“Lifting Families Out of Poverty”
By Marie Girulat, Director, San Bernardino County DCSS
This year the National Child Support Enforcement Association (NCSEA) held its annual Policy Forum once again in the nation’s capital, Washington DC, February 7-9, 2019. The theme for this year’s conference “Lifting Families out of Poverty” resonated throughout each of the plenary sessions and workshops. Over 500 representatives from around the country and the international and tribal child support communities gathered to discuss how we can continue to shape the conversation about child support as an anti-poverty program.
OCSE Commissioner Scott Lekan, kicked off the first plenary of the forum with thought provoking questions on how we may do things better. He suggested that perhaps we could do things differently than we have done before to strive to obtain reliable support payments for families. He asked questions to spark thoughts such as “Could current support be emphasized more or differently? Should we be a means-tested program? and “Should we refocus on our historical purpose: Focus on those who are in poverty”.
Workshops throughout the conference expanded on the theme. One workshop asked, are performance measures incentivizing us correctly? Should there be new or different performance measures such as medical support, total government savings, or customer service performance measures to help the program reach the goal of lifting families out of poverty and give them a better future?
From the federal level, Health and Human Services Administration for Children and Families Assistant Secretary Lynn Johnson, spoke to the group about the importance being placed at the federal level on cross agency collaboration. She spoke of the federal effort Re-Imagine HHS where the goal is to put the person at the center and value human beings at all points. The Assistant Secretary asked the assembled group to query whether or not our customers whom we share with SNAP, Child Welfare and Child Care (among others) could benefit from a single case manager approach or at least a case liaison who helps them navigate the various agencies. Ms. Johnson’s inspiring message of “the more we can raise people up and out of poverty…let’s do it” resonated with the assembled group who work daily to lift families out of poverty.
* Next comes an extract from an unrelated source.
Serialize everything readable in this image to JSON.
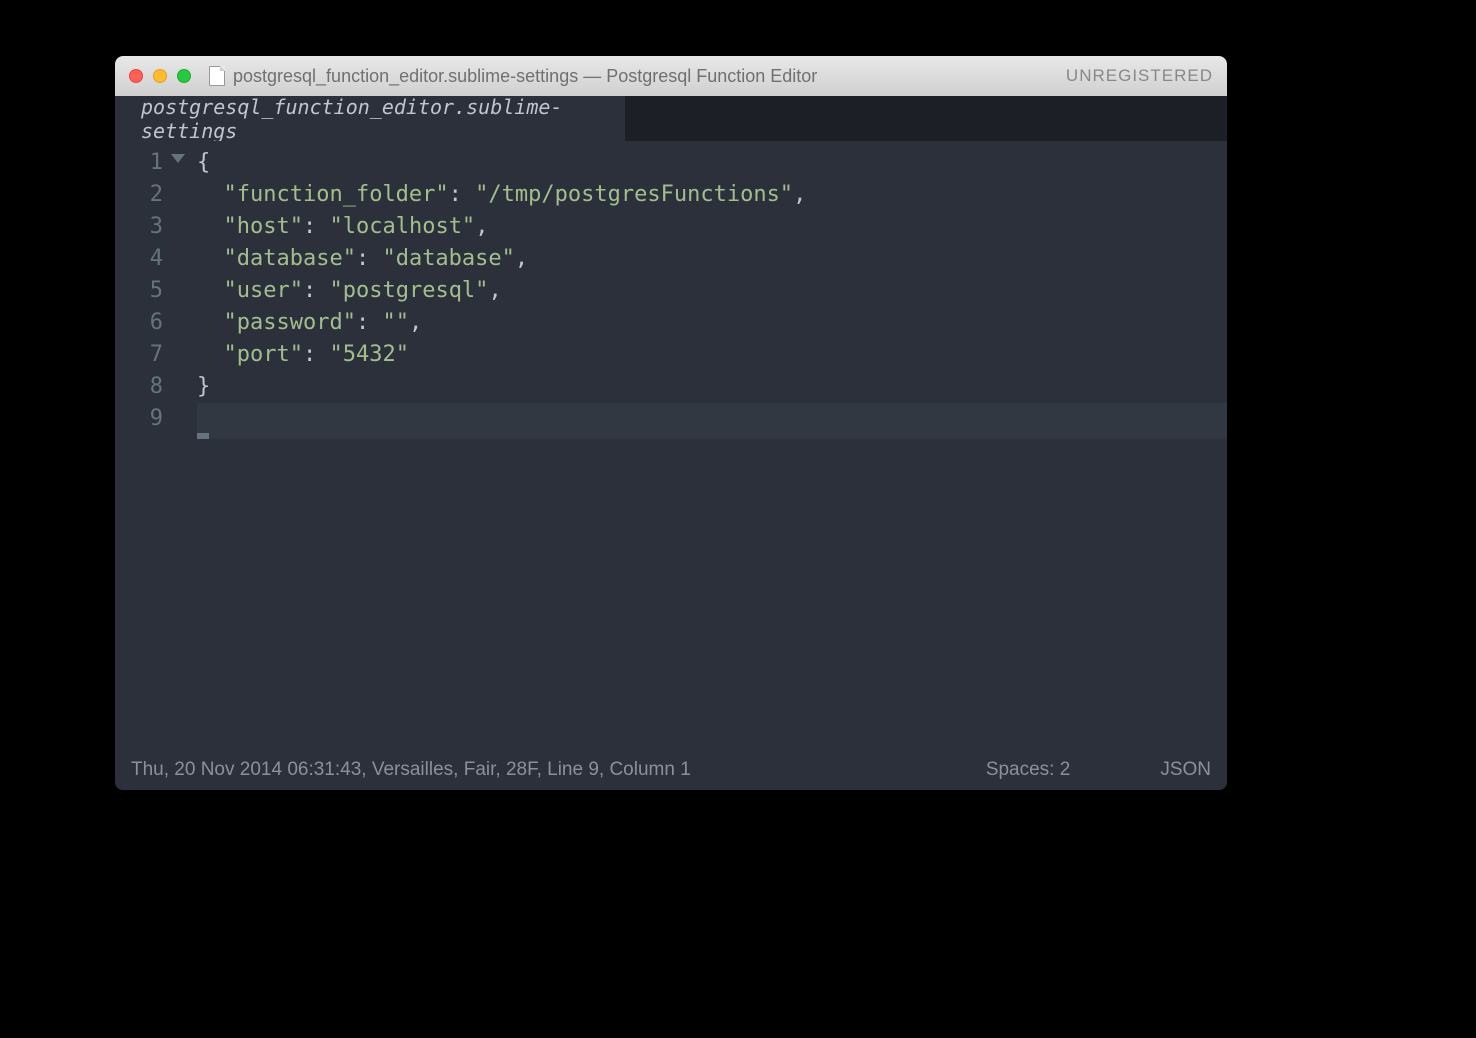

The conference continued with sessions emphasizing statistics and data that help paint the picture of poverty and its relation to child support. Only 50% of people born in 1980 earn more than their parents, the median income of single mother families is $27,000, in 2017 one million people were lifted out of poverty due to child support received while 200,000 went in to poverty due to child support paid. Particular emphasis was placed on the fact that child support is the most cost-effective program in lifting kids out of poverty. This data will surely be used as policy around poverty and child support continues to be shaped.
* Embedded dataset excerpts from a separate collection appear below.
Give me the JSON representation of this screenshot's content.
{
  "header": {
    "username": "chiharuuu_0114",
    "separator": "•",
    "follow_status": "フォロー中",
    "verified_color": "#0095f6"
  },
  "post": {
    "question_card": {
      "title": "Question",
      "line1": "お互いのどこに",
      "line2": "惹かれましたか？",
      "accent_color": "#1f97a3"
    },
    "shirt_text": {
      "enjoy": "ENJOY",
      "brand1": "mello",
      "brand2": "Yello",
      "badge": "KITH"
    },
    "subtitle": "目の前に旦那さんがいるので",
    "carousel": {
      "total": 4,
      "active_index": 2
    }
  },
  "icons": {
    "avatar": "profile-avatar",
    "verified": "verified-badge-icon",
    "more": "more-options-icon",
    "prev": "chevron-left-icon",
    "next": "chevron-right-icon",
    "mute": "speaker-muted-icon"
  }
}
As an attendee of the 2019 Policy Forum, I know that I walked away with many questions to think about, a variety of new ideas, and most importantly thought-provoking information that I will take back to my agency to ask how can we make a difference? How can we continue to move the child support program forward? As the child support community, with a deeper understanding of the interrelation of poverty and child support, how can we make policy and, in some instances, legislative changes that support the vision of the program, but more importantly support the families that we are committed to serve?